Freedom

Freedom
Find Peace and Harmony within myself

Tuesday, 16 December 2014

My Week in Ottawa

Well I made it home to Ottawa for a week. It was wonderful, difficult, emotional and very, very hard on my body, mind and soul. Lots and lots of tears were shed for so many different reasons. I loved it, I hated it and just about everything in between. The following letter I'm sending to a 'former' friend kind of sums up last week so I want it recorded here......


Kris
I was thinking for a bit the other day about the very short period of time when we did see each other as good friends without too many issues getting in the way. It was because of that time that I wanted to send you a note. I want to wish both you and Jack the merriest Christmas and new year. I saw someone post the little Red Elf that was so intriguing to me and it’s tradition of hiding places. I assume that once again you are doing that and that both of you enjoy the fun of it all. I do hope you are well Kris and are continuing to improve and are pretty much healed by now living the very normal busy life once again. Unfortunately I have not been too good and have lost the mobility of my body but am getting by using my walker all the time now.

I’m just going to give a brief update on what is happening  up here for me. I spent a week in Ottawa at Kelsey’s lovely HUGE home. Her 6 month old puppy Ben is a very gentle lovely beast. He is well on his way to becoming about 130lb by the time he’s fully grown. I was unable to look for an apartment while there but Kelsey and my most wonderful friend Charlotte will find one together in January. Which of course will be interesting moving to a new home site unseen. All my faith is with them and trust it will be fine.  All the Lawyer papers have now been signed regarding Kelsey becoming my POA so she will be able now to write the cheques needed to secure a place for me. I just sure am hoping that things don’t continue to worsen physically for me and I can stay clear of having to move to a retirement home. This of course will happen eventually but I really want another few years of my hard fought independence. Only time will tell what the Universe has planned for me. Paul is very concerned and angry of what Kelsey being my POA will entail and has made this very clear to me that he will fight me on this if he feels it’s too much for her.  We unfortunately has a very large and vocal fight in front of Kelsey and Bryan.  A lot of tears and anguish over this for each of us. Some days life just sucks everything out of me especially when I was feeling very isolated and just the periodic Mom interrupting their wonderful lives with their Dad. It’s very strange and discouraging for me and of course very sad and unnerving. I’ve felt this before but never as intensely as the week back home.  I hope things will change once I’ve moved back home. I have to find a way to make the changes work as I can’t imagine what life will be like without my kids being around or at least near me!
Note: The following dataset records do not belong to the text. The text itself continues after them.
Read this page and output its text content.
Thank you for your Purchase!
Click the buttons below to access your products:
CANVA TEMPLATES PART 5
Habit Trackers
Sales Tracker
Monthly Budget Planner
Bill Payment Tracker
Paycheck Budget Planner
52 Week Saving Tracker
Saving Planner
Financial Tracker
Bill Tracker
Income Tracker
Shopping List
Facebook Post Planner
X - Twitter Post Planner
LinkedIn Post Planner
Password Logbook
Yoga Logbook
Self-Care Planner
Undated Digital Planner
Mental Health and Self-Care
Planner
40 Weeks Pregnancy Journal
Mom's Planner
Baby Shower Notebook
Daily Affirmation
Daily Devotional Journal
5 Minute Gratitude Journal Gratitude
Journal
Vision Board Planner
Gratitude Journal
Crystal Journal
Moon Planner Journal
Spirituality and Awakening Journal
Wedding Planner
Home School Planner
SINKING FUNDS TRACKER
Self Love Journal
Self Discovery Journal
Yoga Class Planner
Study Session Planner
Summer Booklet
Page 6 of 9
The apartment here is slowly getting packed up so I’ll be ready to book the moving company as soon as I hear I have an address to move to. I’m not discouraged and I just know things will work out as they are meant to. My strength comes from my Spirituality totally.

So, I guess that sums things up for me. I want you to know I have forgiven you and hope that someday you can forgive me Kris. Releasing ourselves from the burdens of anger and judgements towards each other is something that I know is good. Someday we may even be able to periodically chat but I have no expectations of this as I’m sure you don’t either. I will always remember who you are and what you once meant to me Kris and for that I am very grateful. There once was a need for our paths to cross as they did. That need was well surpassed for both of us. Life is good, difficult at times but still good with so much to still pass by both of us. Be safe, be happy and take the time to just stop, breath deeply and acknowledge all that is good and wonderful in life.  Every day now I take that time to feel the gratitude I need to feel for all that is around me and all that I have.

Have a wonderful 2015 and may all the best come your way for a great year ahead. You will always hold a special place in my heart and soul Kris.

Love always     Deana

 

1 comment:

  1. I do hope Im not repeating myself, but my comment isnt here. I just wanted to say that I am following your blog, you have an interesting life and are very open about it.